Though three years earlier, this lunch menu might have been found on the same heavyweight train as a menu similar to yesterday’s Zion menu. The menu doesn’t list the name of any train, so it was probably one of Union Pacific’s secondary trains.


Click image to download a 0.9-MB PDF of this menu.

The menu lists four complete meals, including chef’s salad, halibut, pork cutlets, and a bacon-and-tomato sandwich. For $1.25 to $1.50 (about $13 to $15.50 today), these come with tomato puree (except the chef’s salad), bread, dessert, and beverage.

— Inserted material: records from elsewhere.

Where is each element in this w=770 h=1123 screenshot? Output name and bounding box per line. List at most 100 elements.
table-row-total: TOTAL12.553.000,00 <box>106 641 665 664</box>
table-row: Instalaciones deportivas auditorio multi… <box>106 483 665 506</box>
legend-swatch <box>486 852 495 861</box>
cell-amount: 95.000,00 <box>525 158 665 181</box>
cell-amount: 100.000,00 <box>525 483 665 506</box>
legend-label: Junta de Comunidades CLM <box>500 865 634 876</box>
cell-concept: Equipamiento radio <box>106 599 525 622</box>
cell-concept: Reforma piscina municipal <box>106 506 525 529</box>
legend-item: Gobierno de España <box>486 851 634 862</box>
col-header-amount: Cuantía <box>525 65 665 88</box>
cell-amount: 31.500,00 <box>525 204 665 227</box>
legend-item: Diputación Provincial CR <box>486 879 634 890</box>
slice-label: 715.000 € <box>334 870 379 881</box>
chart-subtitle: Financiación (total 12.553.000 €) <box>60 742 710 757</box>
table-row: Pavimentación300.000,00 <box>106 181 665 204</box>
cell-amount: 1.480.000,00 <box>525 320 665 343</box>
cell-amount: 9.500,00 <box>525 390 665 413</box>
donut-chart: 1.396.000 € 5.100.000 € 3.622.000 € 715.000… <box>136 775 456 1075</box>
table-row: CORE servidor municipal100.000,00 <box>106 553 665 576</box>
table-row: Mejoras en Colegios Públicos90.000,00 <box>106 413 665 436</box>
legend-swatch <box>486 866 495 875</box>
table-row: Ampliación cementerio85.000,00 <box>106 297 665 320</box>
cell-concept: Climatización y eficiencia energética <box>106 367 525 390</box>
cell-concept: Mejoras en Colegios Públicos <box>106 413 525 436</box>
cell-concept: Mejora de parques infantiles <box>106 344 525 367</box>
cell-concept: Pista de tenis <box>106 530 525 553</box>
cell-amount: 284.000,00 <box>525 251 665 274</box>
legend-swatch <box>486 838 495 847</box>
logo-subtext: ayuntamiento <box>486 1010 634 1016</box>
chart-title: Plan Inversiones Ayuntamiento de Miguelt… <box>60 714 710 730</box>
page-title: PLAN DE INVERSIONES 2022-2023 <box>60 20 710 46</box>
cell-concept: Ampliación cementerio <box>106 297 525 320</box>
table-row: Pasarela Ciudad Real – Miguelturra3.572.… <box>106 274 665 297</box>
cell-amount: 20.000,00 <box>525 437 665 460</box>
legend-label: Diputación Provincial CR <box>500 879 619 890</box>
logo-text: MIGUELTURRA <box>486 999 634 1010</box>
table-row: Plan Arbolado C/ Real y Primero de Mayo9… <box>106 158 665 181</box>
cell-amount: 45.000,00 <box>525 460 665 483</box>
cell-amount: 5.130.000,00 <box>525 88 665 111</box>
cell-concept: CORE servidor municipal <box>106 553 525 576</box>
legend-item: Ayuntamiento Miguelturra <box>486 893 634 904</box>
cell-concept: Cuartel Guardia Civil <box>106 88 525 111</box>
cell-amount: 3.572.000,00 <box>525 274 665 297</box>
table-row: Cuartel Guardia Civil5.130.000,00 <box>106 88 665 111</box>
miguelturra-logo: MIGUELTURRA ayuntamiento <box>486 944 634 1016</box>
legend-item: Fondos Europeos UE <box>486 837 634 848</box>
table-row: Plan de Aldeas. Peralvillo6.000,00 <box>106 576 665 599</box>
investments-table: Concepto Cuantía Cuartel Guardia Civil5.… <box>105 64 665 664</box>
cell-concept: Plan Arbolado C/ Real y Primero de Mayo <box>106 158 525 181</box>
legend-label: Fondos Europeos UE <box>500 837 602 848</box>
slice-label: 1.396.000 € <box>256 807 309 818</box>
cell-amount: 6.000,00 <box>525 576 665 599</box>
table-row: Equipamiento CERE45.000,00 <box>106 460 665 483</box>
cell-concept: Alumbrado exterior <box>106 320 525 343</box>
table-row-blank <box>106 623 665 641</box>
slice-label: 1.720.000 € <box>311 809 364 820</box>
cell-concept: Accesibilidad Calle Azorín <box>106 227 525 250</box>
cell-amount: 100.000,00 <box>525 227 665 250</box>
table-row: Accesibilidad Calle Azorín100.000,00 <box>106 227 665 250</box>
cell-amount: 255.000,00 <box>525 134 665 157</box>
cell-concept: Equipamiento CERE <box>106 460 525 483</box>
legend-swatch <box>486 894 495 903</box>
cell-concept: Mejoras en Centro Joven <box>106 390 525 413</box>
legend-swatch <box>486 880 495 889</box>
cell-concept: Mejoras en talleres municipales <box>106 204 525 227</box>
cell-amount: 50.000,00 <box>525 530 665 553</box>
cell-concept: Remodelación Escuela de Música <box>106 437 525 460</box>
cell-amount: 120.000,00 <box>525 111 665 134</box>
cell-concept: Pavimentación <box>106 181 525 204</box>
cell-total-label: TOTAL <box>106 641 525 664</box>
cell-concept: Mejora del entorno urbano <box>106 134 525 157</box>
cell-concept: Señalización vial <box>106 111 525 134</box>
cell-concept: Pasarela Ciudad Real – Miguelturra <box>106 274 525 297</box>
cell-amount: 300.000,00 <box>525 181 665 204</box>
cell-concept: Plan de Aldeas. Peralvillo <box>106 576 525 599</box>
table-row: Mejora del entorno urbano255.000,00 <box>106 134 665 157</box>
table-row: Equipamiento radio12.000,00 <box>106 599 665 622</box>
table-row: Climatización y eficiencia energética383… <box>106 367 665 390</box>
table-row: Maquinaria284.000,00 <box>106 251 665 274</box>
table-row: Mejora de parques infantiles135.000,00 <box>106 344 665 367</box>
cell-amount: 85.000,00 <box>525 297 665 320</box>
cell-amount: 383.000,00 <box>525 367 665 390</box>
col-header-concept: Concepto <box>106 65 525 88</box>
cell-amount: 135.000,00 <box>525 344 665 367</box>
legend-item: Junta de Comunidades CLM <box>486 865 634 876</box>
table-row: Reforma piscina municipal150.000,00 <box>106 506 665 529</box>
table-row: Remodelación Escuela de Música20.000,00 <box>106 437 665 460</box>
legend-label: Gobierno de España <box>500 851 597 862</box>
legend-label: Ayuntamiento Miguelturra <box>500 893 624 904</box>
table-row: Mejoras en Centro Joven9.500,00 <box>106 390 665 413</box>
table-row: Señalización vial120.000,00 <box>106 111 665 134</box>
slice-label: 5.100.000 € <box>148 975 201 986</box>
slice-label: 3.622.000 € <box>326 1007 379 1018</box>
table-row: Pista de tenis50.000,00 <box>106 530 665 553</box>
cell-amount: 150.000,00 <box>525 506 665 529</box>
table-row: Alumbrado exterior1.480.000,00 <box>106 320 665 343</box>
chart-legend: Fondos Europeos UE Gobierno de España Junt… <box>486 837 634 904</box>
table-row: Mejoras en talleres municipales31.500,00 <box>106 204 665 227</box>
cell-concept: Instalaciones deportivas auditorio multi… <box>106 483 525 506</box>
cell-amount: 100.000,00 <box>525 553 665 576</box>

With 67 days money back guarantee, you have nothing to loose but every thing Go Here viagra canada to Righraj. What is vardenafil levitra online? levitra is a well-known lifestyle drug that’s utilized as treatment to erectile dysfunction. Don t be in doubt about the safety of the medicine, Kamagra products are approved as safe for use icks.org purchase levitra online by women or by children. As they cialis online mastercard say, “men are always men”; every man wants to be a hero in the private parts and penis.
Click image to see a larger view of this ad from the April, 1955 issue of National Geographic.

Yellowstone is our most famous national park, but far from the most popular. A little under a million people visited the park in 1947, when this menu was issued, increasing to just under 3.5 million in 2012. This was exceeded by Great Smoky Mountain (9.7 million), Grand Canyon (4.4 million), and Yosemite (3.9 million), all of which are closer to major urban areas than Yellowstone. The Union Pacific didn’t care; one of its mottos was, “If it’s a national park, it’s probably on the Union Pacific,” and in these cases, with the exception of Great Smoky Mountain, it was true.


Click image to see a larger view of this ad from the May, 1956 issue of National Geographic.

Union Pacific featured Yellowstone in many of its ads. The above two ads also mention Jackson Lake Lodge, in Grand Teton Park, which opened in 1955. While the mountains themselves were always federal, much of the flat land to the east of the Tetons was private ranches that were purchased by John D. Rockefeller, Jr., to be included in the park. Rockefeller also started the Grand Teton Lodge & Transportation Company, which built Jackson Lake Lodge and managed other facilities in and around the park.